I am interested in craft education and in its purest form. The philosophy I follow is best summed up by a quote from W.B. Yeats “Education is not filling a pail, but lighting a fire”.
First and foremost, I am a maker. I make both functional and one off artistic pieces. I believe strongly that craft is the bridge between technology and art. This is the essence that I want to bring to my work.
My teaching is informed by both explorations in my own work, and from writing on topics within the woodturning field. I believe the woodturning field is truly International.
If a craftsperson wants to be accepted within the world woodturning community, the standards followed should be international standards.
Writing about woodturning allows me to explore specific aspects of contemporary woodturning and almost all of my published articles have been published by the former International Woodturning Centre in Philadelphia USA (now Centre for Wood Art).
I have demonstrated within Ireland and the UK. When engaging with an audience, I try not only to demonstrate the specifics of the craft of woodturning, but also to have a dialogue on what it means to be a committed craftsperson in a technological age.
Craft always needs to evolve, and in the 21st Century I believe that makers need to think deeply on what it is to be a craftsperson.
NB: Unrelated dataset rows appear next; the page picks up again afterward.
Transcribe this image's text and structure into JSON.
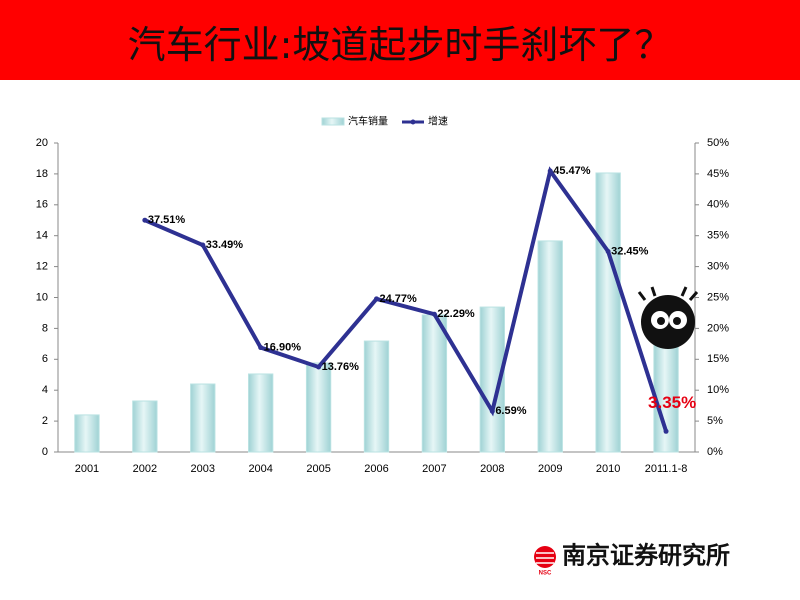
{
  "slide": {
    "title": "汽车行业:坡道起步时手刹坏了？"
  },
  "chart_data": {
    "type": "bar-line",
    "categories": [
      "2001",
      "2002",
      "2003",
      "2004",
      "2005",
      "2006",
      "2007",
      "2008",
      "2009",
      "2010",
      "2011.1-8"
    ],
    "series": [
      {
        "name": "汽车销量",
        "type": "bar",
        "color": "#b9e2e2",
        "values": [
          2.4,
          3.3,
          4.4,
          5.05,
          5.76,
          7.18,
          8.87,
          9.38,
          13.66,
          18.06,
          7
        ]
      },
      {
        "name": "增速",
        "type": "line",
        "axis": "y2",
        "color": "#2e3192",
        "values": [
          null,
          37.51,
          33.49,
          16.9,
          13.76,
          24.77,
          22.29,
          6.59,
          45.47,
          32.45,
          3.35
        ],
        "value_labels": [
          null,
          "37.51%",
          "33.49%",
          "16.90%",
          "13.76%",
          "24.77%",
          "22.29%",
          "6.59%",
          "45.47%",
          "32.45%",
          "3.35%"
        ]
      }
    ],
    "ylim": [
      0,
      20
    ],
    "yticks": [
      0,
      2,
      4,
      6,
      8,
      10,
      12,
      14,
      16,
      18,
      20
    ],
    "y2lim": [
      0,
      50
    ],
    "y2ticks": [
      {
        "value": 0,
        "label": "0%"
      },
      {
        "value": 5,
        "label": "5%"
      },
      {
        "value": 10,
        "label": "10%"
      },
      {
        "value": 15,
        "label": "15%"
      },
      {
        "value": 20,
        "label": "20%"
      },
      {
        "value": 25,
        "label": "25%"
      },
      {
        "value": 30,
        "label": "30%"
      },
      {
        "value": 35,
        "label": "35%"
      },
      {
        "value": 40,
        "label": "40%"
      },
      {
        "value": 45,
        "label": "45%"
      },
      {
        "value": 50,
        "label": "50%"
      }
    ],
    "legend": "top"
  },
  "footer": {
    "logo_text": "NSC",
    "org": "南京证券研究所"
  }
}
The question of what really constitutes a handcraft is a very deep one, and needs careful analysis and debate.
Without a deep insight into the philosophy of the craft, any maker only possesses motor and dexterity skills. For craft to have real meaning and depth and relevance, it needs to have soul.
All of these facets – making, teaching, writing and demonstrating reinforce each other and help to make me a better maker, a better teacher and, most of all, a better student. That how I describe myself, I am a true student of the woodturning field.